- The Washington Times - Tuesday, March 19, 2013

There’s a certain historic symmetry that we mark the 30th anniversary of President Reagan’s historic unveiling of his Strategic Defense Initiative (SDI) within days of the passing of a man who played a central role in inspiring it. We must take the occasion of celebrating the former to honor the latter: William Van Cleave, an unsung hero of the war for the Free World, and most especially the part of that long and continuing conflict known as the Cold War.

How fitting as well that the same day Mr. Van Cleave died in his Southern California home, the Obama administration was forced publicly to reverse course on its systematic efforts to diminish the direct manifestation of Reagan’s SDI program. Secretary of Defense Chuck Hagel announced on March 15 that the modest array of U.S. missile defenses now in place would be enhanced in the face of a growing threat from the increasingly truculent regime in North Korea. Bill Van Cleave would consider that to be the very least we can do, given Pyongyang’s declaration that it is prepared to launch a nuclear attack against us.

More to the point, as one of the nation’s most long-standing and steadfast supporters of anti-missile systems and the imperative for their deployment in the most comprehensive, effective and efficient manner possible, Mr. Van Cleave probably would have sharply criticized the modest nature of Team Obama’s new initiative. He was the sole critic allowed to testify against the 1972 Anti-Ballistic Missile Treaty, and he would have recognized in the administration’s abiding determination to limit the size and capability of our defenses in deference to Russian opposition, a throwback to that happily now-abrogated accord.

The man who was one of Reagan’s top advisers on national security matters during his successful 1980 campaign for the White House and who served as chairman of the president-elect’s Defense Department transition team would likely have faulted the incumbent president for the several obvious inadequacies of the new anti-missile plans. The 14 additional West Coast interceptor missiles will not come online until 2017 — possibly years after the North Koreans achieve real intercontinental ballistic-missile capabilities. It will probably take even longer to put some on the East Coast. The administration’s own Europe-based blueprint for defending us, announced after Mr. Obama dismantled one laid on by his predecessor, has been scotched — doubtless, to the Kremlin’s delight.

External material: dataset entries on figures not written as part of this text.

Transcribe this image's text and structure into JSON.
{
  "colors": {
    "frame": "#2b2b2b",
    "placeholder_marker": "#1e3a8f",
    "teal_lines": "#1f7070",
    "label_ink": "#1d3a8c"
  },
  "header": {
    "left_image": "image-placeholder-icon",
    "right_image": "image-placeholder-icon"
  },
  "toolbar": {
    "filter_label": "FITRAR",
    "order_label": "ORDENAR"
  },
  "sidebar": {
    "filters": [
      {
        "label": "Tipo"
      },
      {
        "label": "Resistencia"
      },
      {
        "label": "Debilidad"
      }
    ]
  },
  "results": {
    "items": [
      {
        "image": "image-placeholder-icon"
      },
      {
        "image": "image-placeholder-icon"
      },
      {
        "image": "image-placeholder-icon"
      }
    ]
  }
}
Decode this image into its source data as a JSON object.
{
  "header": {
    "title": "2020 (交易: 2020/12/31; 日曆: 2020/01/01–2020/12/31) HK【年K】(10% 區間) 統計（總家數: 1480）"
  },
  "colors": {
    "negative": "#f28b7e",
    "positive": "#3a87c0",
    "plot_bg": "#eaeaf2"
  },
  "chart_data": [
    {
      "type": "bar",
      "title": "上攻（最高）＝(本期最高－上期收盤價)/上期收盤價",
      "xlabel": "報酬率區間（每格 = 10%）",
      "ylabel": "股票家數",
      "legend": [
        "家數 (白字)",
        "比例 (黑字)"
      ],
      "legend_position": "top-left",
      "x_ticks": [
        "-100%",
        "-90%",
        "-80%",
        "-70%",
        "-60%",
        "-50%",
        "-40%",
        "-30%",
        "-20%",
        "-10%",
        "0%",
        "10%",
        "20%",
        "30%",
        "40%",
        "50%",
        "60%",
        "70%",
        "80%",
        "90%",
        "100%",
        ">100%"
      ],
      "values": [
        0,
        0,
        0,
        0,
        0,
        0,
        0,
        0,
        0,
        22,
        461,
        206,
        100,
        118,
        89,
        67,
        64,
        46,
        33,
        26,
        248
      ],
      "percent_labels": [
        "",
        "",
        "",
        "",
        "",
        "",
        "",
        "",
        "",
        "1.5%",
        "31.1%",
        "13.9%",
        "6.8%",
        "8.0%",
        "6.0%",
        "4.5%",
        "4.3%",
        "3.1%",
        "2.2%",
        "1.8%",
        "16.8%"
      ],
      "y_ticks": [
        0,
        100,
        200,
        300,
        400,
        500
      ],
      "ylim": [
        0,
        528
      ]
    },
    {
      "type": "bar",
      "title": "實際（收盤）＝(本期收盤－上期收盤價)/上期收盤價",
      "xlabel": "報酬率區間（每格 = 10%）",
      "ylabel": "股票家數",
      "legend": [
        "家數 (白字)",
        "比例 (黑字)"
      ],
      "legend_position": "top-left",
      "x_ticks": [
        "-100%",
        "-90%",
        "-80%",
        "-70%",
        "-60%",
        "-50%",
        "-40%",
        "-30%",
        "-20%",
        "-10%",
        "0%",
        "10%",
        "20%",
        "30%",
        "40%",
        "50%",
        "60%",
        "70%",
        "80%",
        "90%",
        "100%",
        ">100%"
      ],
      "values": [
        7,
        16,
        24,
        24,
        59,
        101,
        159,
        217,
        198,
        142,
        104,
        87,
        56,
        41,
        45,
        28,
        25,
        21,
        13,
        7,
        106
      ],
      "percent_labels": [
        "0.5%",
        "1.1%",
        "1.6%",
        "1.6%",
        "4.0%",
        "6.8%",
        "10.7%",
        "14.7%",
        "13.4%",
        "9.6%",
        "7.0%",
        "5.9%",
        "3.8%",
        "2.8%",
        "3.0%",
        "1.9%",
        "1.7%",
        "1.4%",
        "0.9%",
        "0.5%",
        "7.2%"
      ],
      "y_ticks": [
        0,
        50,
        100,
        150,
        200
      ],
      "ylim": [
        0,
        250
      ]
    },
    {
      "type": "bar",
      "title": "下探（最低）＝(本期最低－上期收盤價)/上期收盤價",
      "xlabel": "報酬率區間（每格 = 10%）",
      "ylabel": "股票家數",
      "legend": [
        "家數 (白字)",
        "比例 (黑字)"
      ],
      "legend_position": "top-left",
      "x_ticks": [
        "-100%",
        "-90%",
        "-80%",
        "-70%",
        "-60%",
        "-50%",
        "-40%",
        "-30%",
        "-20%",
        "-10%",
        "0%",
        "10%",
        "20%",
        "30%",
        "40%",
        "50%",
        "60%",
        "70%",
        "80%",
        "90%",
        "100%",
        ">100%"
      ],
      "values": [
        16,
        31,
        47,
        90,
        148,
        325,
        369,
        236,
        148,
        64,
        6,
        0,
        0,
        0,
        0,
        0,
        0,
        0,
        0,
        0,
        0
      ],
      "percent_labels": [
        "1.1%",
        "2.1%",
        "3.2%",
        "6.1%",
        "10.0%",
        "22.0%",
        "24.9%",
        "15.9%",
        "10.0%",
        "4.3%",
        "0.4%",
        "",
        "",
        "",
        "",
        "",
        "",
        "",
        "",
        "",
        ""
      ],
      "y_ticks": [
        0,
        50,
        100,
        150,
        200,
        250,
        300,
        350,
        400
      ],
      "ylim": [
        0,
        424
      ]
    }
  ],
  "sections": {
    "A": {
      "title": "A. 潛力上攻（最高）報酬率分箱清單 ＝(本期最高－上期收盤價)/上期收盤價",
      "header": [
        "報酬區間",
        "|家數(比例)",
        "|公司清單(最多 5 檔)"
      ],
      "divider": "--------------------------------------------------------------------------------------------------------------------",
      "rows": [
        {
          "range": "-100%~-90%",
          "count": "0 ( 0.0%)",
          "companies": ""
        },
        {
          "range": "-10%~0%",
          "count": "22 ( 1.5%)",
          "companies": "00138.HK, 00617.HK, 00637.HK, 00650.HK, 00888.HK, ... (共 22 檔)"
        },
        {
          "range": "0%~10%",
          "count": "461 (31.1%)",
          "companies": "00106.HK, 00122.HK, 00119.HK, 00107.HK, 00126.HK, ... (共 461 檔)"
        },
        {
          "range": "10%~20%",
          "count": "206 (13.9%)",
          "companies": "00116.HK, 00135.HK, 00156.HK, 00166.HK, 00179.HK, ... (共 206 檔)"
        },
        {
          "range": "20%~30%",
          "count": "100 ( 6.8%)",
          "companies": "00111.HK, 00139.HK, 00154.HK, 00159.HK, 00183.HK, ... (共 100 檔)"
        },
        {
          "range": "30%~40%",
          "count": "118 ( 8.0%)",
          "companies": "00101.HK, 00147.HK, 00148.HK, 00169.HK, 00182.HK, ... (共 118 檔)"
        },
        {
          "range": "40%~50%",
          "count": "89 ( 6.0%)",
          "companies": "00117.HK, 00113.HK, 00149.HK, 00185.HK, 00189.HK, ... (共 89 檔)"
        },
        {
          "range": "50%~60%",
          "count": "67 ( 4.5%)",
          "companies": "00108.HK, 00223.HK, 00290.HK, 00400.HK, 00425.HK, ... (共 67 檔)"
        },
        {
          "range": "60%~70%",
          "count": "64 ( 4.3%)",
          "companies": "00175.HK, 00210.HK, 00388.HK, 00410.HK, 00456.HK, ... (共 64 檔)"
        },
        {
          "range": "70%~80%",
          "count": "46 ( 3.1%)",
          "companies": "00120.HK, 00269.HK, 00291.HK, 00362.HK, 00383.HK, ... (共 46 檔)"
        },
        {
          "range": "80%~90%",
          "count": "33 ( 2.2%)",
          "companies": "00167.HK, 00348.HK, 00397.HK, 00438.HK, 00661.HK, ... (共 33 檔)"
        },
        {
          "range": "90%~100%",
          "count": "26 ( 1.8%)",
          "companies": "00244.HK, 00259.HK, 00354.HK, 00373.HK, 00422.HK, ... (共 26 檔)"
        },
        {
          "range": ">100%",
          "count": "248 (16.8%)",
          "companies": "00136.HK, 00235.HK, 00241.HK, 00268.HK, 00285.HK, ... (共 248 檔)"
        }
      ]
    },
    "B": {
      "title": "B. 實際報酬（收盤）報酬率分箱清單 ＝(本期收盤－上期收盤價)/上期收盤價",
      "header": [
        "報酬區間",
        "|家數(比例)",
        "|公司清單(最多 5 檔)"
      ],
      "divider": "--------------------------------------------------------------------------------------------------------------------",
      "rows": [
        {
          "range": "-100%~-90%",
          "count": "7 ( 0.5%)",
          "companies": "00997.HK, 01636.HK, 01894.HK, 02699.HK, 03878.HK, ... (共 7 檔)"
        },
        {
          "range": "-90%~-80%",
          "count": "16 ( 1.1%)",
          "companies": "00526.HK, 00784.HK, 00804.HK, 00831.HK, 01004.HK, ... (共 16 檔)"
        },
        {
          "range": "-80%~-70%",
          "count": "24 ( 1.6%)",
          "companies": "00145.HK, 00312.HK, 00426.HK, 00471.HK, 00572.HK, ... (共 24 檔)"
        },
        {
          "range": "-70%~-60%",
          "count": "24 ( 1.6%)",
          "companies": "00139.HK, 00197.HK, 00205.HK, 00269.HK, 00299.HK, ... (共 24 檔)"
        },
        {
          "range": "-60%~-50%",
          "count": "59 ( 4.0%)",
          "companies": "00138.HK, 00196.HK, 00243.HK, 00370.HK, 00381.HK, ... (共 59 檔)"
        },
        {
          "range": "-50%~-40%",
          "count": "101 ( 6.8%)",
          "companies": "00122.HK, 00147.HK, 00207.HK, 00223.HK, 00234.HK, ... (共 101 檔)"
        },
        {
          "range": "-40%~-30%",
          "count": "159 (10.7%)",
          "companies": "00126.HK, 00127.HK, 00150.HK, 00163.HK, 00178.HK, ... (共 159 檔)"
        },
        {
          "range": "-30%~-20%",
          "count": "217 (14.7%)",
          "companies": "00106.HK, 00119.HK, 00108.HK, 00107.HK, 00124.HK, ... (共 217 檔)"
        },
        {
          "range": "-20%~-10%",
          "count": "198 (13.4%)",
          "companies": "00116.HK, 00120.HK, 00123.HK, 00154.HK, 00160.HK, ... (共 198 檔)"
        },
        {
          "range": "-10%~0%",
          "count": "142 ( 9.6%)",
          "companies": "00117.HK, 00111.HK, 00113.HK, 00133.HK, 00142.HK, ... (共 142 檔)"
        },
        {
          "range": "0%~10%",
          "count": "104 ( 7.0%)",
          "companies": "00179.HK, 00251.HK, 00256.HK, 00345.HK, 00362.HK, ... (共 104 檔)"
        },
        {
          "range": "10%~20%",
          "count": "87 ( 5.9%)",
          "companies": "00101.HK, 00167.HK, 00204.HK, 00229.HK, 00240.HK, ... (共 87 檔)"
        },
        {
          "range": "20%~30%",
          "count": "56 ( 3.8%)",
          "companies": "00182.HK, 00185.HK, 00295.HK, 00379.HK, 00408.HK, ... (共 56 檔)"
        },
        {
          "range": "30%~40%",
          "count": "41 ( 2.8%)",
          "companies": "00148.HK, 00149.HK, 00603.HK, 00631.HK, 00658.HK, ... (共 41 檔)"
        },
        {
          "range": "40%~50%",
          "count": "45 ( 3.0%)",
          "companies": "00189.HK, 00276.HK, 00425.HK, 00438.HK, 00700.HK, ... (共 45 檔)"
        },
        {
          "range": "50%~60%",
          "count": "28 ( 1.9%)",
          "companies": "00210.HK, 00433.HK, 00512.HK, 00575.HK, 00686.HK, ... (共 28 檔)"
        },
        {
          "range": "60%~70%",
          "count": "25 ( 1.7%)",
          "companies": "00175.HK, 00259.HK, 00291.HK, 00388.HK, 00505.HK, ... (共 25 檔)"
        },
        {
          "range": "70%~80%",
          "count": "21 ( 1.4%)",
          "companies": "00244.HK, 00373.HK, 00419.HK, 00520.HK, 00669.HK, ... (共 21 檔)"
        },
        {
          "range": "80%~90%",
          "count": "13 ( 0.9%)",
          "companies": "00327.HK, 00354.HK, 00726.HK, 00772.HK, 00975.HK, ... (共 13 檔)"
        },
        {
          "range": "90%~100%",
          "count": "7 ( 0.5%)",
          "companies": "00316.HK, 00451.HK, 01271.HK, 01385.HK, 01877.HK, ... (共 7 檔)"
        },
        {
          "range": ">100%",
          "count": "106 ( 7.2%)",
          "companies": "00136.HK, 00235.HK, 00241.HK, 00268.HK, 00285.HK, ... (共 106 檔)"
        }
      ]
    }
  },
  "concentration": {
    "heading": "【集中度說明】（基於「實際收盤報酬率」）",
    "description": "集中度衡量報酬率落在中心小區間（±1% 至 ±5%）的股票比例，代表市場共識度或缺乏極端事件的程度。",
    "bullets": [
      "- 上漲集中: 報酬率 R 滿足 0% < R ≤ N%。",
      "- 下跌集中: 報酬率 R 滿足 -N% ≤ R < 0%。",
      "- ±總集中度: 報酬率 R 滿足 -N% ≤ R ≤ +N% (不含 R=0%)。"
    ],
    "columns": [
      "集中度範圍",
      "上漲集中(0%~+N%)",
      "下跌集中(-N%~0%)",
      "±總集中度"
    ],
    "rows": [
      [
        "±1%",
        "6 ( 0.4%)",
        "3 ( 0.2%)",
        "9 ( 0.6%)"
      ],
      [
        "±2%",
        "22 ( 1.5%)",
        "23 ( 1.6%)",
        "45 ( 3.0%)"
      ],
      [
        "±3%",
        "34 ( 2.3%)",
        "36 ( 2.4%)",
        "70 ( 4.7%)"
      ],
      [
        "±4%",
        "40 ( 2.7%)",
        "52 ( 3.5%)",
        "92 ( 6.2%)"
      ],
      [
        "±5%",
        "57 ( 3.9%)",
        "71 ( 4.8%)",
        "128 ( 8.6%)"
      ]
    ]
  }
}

Speaking of the Kremlin, few understood better than Mr. Van Cleave its unchanging character and ambitions. He played an indispensable role in defeating the USSR during the Cold War with his service on what came to be known as “Team B.” In 1976, this group of outside experts known for their clear-eyed warnings about the Soviet threat were invited by then-CIA Director George H.W. Bush to provide a second opinion on the advisability of the official (Team A) policy of appeasement known as “detente.”

Reagan fully agreed with Team B’s findings that this policy was dangerous and used them as his platform in the primaries that year against Gerald Ford and Henry Kissinger, and then in the general election four years later against Jimmy Carter. More importantly, he employed the Van Cleavian Team B analysis as the foundation for the strategy for destroying the Soviet Union that he adopted during his first term as president.

Over the years, Mr. Van Cleave contributed mightily to the common defense through his service on various other public- and private-sector commissions and groups, as well. Notably, he was a member of: the American delegation to the U.S.-Soviet Strategic Arms Limitation Talks; the Arms Control and Disarmament Agency’s General Advisory Committee; the storied Committee on the Present Danger; the Independent Working Group on Missile Defense; and the advisory board of the Center for Security Policy. Not least, he was also formerly a Marine.

Mr. Van Cleave’s most enduring legacy, however, is the cohort of extraordinary national security professionals he recruited, inspired and trained over his decades as a professor of defense and security studies, for many years at the University of Southern California and subsequently at Missouri State University. Among the best known of the alumni of his extraordinary pedagogy are former Deputy National Security Adviser J.D. Crouch, incumbent Air Force Secretary Michael Donley, former Assistant Secretary of State Paula DeSutter, former Deputy Assistant Secretary of Defense Keith Payne (who now runs the Van Cleave program in Washington), former National Counterintelligence Executive Michele Van Cleave (Mr. Van Cleave’s ex-wife) and former National Space Council Executive Director Brian Dailey.

Few of those whose lives were touched — and inevitably shaped — by Bill Van Cleave will forget his unflagging patriotism, formidable intellect and extraordinary grasp of history. None will forget his ability to evoke in others a shared passion for the philosophy that that patriotism, intellect and understanding of history commanded, which his friend, Ronald Reagan, dubbed “peace through strength.” These qualities, and Bill’s wry humor and stalwart friendship, will be sorely missed as the nation he loved once again experiments with the doomed and reckless alternative: hoping for peace despite weakness.

Frank J. Gaffney Jr. formerly acted as an assistant secretary of defense under President Reagan. He is president of the Center for Security Policy (SecureFreedom.org), a columnist for The Washington Times and host of the syndicated program Secure Freedom Radio.